Many current service members and veterans suffer from chronic pain, PTSD, or traumatic brain injury. The U.S. Department of Defense estimates that 90% of the 60,000 service members injured in Iraq and Afghanistan are living with chronic pain. Nearly half a million military personnel are estimated to suffer from PTSD or TBI. In 2010 the Veterans Administration spent $2 billion on treatment for veterans recently diagnosed with these conditions.
PTSD and TBI differ from other neurological and psychiatric conditions in that they don’t always respond to traditional therapies, including pharmaceuticals.

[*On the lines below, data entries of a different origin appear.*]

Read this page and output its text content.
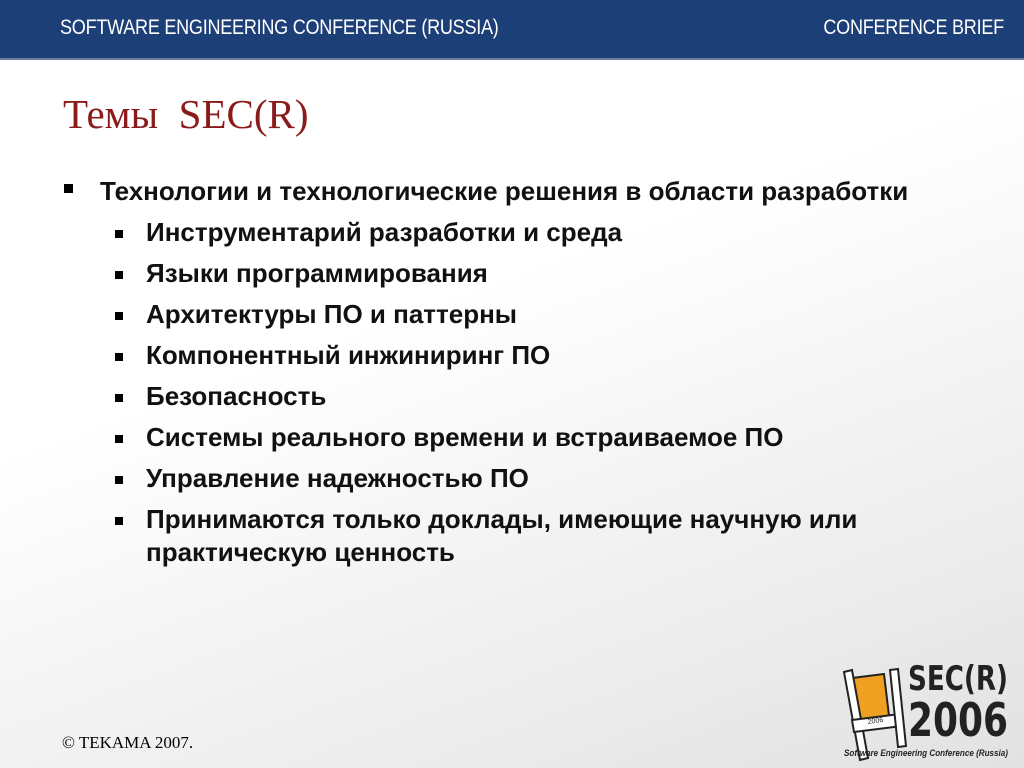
SOFTWARE ENGINEERING CONFERENCE (RUSSIA)	CONFERENCE BRIEF
Темы  SEC(R)
Технологии и технологические решения в области разработки
Инструментарий разработки и среда
Языки программирования
Архитектуры ПО и паттерны
Компонентный инжиниринг ПО
Безопасность
Системы реального времени и встраиваемое ПО
Управление надежностью ПО
Принимаются только доклады, имеющие научную или практическую ценность
© TEKAMA 2007.
2006
SEC(R)
2006
Software Engineering Conference (Russia)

One method that has demonstrated consistent success is military medical acupuncture. Acus-trained physicians use acupuncture as a primary treatment or a complement to conventional surgical, pharmaceutical, or psychiatric approaches to these conditions, which are frequently intertwined with other physical and emotional disorders.
Acupuncture is a low-cost, highly effective treatment with no side effects or risk of addiction.
Military acupuncture decreases bad outcomes...
- Pain management, chiropractic, and neurosurgery referrals have decreased by approximately 35%.
- Medication usage among patients with anxiety disorders, including PTSD, has decreased as much as 30%.
- Patients who receive acupuncture use 45% fewer opioid prescriptions than those who rely on traditional Western therapies.
- Active-duty service members treated with acupuncture spent fewer hours off duty dealing with debilitating pain and trauma.
…and increases positive results
- Patient surveys report consistent and sustained improvement in their physical symptoms and quality of life.
- Nellis AFB reported a cost savings of $250,000 in off-base referrals for pain management in the first year (2016) of prioritizing acupuncture as a primary treatment modality.
Despite all these documented and quantifiable benefits, acupuncture has not yet been fully integrated into the military model of care. Our goal is to make this happen.